*TRANSMISSION BEGINS*
**CLASSIFICATION: EYES ONLY // BURN AFTER READING**
**CHANNEL: DEEP COVER ASSET 734**
**SUBJECT: "SPECTRAL GATE" - FBI INTERNAL MEMO**
We have confirmation. The Bureau's Cyber Division has issued a **silent, non-public alert** regarding a critical vulnerability chain embedded within the core sync engines of **Microsoft Outlook and OneDrive**. This is not a patch; this is a protocol breach.

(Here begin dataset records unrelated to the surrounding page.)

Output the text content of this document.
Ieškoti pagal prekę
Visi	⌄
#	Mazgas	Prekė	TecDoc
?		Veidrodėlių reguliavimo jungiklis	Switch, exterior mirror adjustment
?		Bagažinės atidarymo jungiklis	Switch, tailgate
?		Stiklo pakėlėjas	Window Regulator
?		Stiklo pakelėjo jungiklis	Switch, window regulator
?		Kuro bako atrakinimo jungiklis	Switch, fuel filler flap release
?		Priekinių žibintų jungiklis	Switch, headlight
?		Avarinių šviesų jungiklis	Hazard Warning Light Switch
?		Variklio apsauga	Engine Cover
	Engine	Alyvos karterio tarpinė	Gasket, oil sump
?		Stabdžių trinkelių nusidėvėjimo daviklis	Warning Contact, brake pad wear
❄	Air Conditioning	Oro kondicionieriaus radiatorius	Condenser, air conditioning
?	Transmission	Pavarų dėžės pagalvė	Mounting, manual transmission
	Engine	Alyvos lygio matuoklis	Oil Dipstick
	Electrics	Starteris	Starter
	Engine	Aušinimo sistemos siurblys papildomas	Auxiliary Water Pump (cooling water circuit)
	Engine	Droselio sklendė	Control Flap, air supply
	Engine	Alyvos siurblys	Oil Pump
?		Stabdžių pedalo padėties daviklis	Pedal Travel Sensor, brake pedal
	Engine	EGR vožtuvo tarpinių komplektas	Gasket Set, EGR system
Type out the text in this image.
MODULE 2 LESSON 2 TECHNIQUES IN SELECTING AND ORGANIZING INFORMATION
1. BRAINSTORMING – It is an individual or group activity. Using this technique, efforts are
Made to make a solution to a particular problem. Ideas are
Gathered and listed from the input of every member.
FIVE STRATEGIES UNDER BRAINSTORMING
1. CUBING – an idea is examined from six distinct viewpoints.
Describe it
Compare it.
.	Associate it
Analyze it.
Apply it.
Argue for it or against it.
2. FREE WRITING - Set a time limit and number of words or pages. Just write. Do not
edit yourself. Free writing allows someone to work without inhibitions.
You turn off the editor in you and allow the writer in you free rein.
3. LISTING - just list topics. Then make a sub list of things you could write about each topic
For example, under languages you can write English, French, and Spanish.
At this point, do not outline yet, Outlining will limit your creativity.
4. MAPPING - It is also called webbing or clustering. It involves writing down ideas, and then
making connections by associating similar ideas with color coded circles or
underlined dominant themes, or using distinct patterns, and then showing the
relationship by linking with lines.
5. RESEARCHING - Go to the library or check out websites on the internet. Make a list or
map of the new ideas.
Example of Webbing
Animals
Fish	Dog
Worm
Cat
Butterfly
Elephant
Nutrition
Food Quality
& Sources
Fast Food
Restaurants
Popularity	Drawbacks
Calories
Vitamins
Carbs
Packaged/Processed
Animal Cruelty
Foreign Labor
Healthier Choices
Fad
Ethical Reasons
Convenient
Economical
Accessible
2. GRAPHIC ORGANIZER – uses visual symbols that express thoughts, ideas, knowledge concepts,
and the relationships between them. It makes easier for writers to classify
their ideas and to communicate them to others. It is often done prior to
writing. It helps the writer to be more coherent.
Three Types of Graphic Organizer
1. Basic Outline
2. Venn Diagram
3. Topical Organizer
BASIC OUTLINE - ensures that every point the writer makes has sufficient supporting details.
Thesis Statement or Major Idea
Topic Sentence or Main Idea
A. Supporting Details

The threat signature, internally codenamed **"ECHO-FALL"** , bypasses standard MFA and ATP filters. It leverages the **OAuth token handshake** between the two platforms. Once a single user account is compromised—likely via a zero-day in a third-party calendar add-in—the attacker can silently replicate the compromised token to all linked OneDrive repositories.
The consequence? The malicious actor is not *stealing* files. They are **synchronizing a parallel copy of your organization's reality**. Every shared document, every archived email thread, every cached credential within a .PST file.

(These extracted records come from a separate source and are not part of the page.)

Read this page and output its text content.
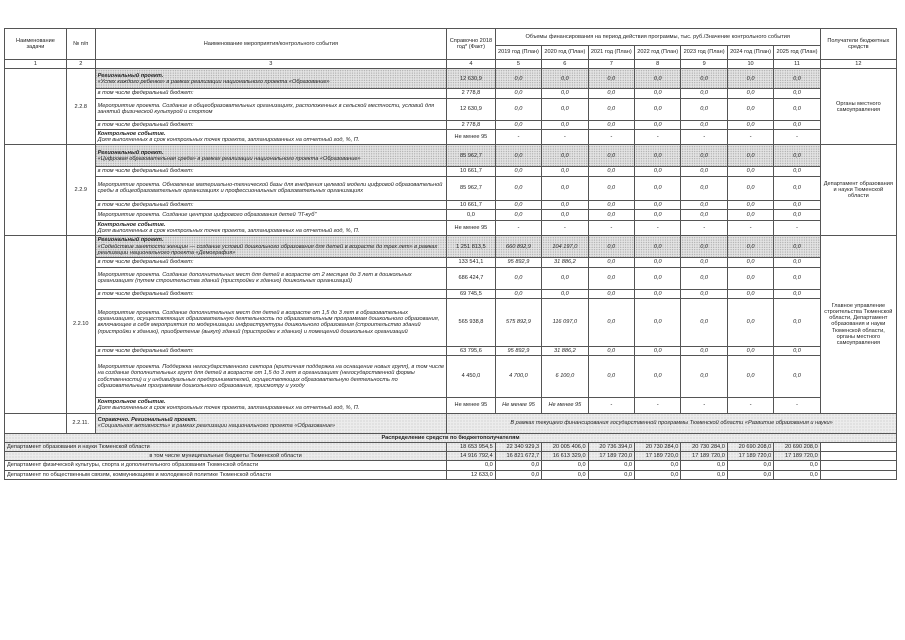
Наименование задачи	№ п/п	Наименование мероприятия/контрольного события	Справочно 2018 год* (Факт)	Объемы финансирования на период действия программы, тыс. руб./Значение контрольного события							Получатели бюджетных средств
				2019 год (План)	2020 год (План)	2021 год (План)	2022 год (План)	2023 год (План)	2024 год (План)	2025 год (План)	
1	2	3	4	5	6	7	8	9	10	11	12
	2.2.8	Региональный проект.
«Успех каждого ребенка» в рамках реализации национального проекта «Образование»	12 630,9	0,0	0,0	0,0	0,0	0,0	0,0	0,0	Органы местного самоуправления
		в том числе федеральный бюджет:	2 778,8	0,0	0,0	0,0	0,0	0,0	0,0	0,0	
		Мероприятие проекта. Создание в общеобразовательных организациях, расположенных в сельской местности, условий для занятий физической культурой и спортом	12 630,9	0,0	0,0	0,0	0,0	0,0	0,0	0,0	
		в том числе федеральный бюджет:	2 778,8	0,0	0,0	0,0	0,0	0,0	0,0	0,0	
		Контрольное событие.
Доля выполненных в срок контрольных точек проекта, запланированных на отчетный год, %, П.	Не менее 95	-	-	-	-	-	-	-	
	2.2.9	Региональный проект.
«Цифровая образовательная среда» в рамках реализации национального проекта «Образование»	85 962,7	0,0	0,0	0,0	0,0	0,0	0,0	0,0	Департамент образования и науки Тюменской области
		в том числе федеральный бюджет:	10 661,7	0,0	0,0	0,0	0,0	0,0	0,0	0,0	
		Мероприятие проекта. Обновление материально-технической базы для внедрения целевой модели цифровой образовательной среды в общеобразовательных организациях и профессиональных образовательных организациях	85 962,7	0,0	0,0	0,0	0,0	0,0	0,0	0,0	
		в том числе федеральный бюджет:	10 661,7	0,0	0,0	0,0	0,0	0,0	0,0	0,0	
		Мероприятие проекта. Создание центров цифрового образования детей "IT-куб"	0,0	0,0	0,0	0,0	0,0	0,0	0,0	0,0	
		Контрольное событие.
Доля выполненных в срок контрольных точек проекта, запланированных на отчетный год, %, П.	Не менее 95	-	-	-	-	-	-	-	
	2.2.10	Региональный проект.
«Содействие занятости женщин — создание условий дошкольного образования для детей в возрасте до трех лет» в рамках реализации национального проекта «Демография»	1 251 813,5	660 892,9	104 197,0	0,0	0,0	0,0	0,0	0,0	Главное управление строительства Тюменской области, Департамент образования и науки Тюменской области, органы местного самоуправления
		в том числе федеральный бюджет:	133 541,1	95 892,9	31 886,2	0,0	0,0	0,0	0,0	0,0	
		Мероприятие проекта. Создание дополнительных мест для детей в возрасте от 2 месяцев до 3 лет в дошкольных организациях (путем строительства зданий (пристройки к зданию) дошкольных организаций)	686 424,7	0,0	0,0	0,0	0,0	0,0	0,0	0,0	
		в том числе федеральный бюджет:	69 745,5	0,0	0,0	0,0	0,0	0,0	0,0	0,0	
		Мероприятие проекта. Создание дополнительных мест для детей в возрасте от 1,5 до 3 лет в образовательных организациях, осуществляющих образовательную деятельность по образовательным программам дошкольного образования, включающее в себя мероприятия по модернизации инфраструктуры дошкольного образования (строительство зданий (пристройки к зданию), приобретение (выкуп) зданий (пристройки к зданию) и помещений дошкольных организаций	565 938,8	575 892,9	116 097,0	0,0	0,0	0,0	0,0	0,0	
		в том числе федеральный бюджет:	63 795,6	95 892,9	31 886,2	0,0	0,0	0,0	0,0	0,0	
		Мероприятие проекта. Поддержка негосударственного сектора (критичная поддержка на оснащение новых групп), в том числе на создание дополнительных групп для детей в возрасте от 1,5 до 3 лет в организациях (негосударственной формы собственности) и у индивидуальных предпринимателей, осуществляющих образовательную деятельность по образовательным программам дошкольного образования, присмотру и уходу	4 450,0	4 700,0	6 100,0	0,0	0,0	0,0	0,0	0,0	
		Контрольное событие.
Доля выполненных в срок контрольных точек проекта, запланированных на отчетный год, %, П.	Не менее 95	Не менее 95	Не менее 95	-	-	-	-	-	
	2.2.11.	Справочно. Региональный проект.
«Социальная активность» в рамках реализации национального проекта «Образование»	В рамках текущего финансирования государственной программы Тюменской области «Развитие образования и науки»								
Распределение средств по бюджетополучателям											
Департамент образования и науки Тюменской области			18 653 954,5	22 340 929,3	20 005 406,0	20 736 394,0	20 730 284,0	20 730 284,0	20 690 208,0	20 690 208,0	
в том числе муниципальные бюджеты Тюменской области			14 916 792,4	16 821 672,7	16 613 329,0	17 189 720,0	17 189 720,0	17 189 720,0	17 189 720,0	17 189 720,0	
Департамент физической культуры, спорта и дополнительного образования Тюменской области			0,0	0,0	0,0	0,0	0,0	0,0	0,0	0,0	
Департамент по общественным связям, коммуникациям и молодежной политике Тюменской области			12 633,0	0,0	0,0	0,0	0,0	0,0	0,0	0,0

The Bureau's official stance is "no active exploitation observed." I am leaking a fragment of the internal threat assessment:
> *"ECHO-FALL allows for sustained, bidirectional data exfiltration. The attacker can inject seemingly legitimate files into a user's OneDrive that, when opened in Outlook, execute a secondary payload. The user sees a normal attachment. The infrastructure sees a ghost."*
**Why are you being told this?** Because the alert was buried. No re-mediation steps were published. The recommended action was to "monitor and log anomalous OAuth grants with extreme prejudice"—a term last used in a chemical weapons intelligence report.
Check your own Microsoft Entra ID logs. Look for a single, fleeting sign-in to OneDrive from a generic "Outlook Mobile" client with a timestamp that doesn't match your timezone.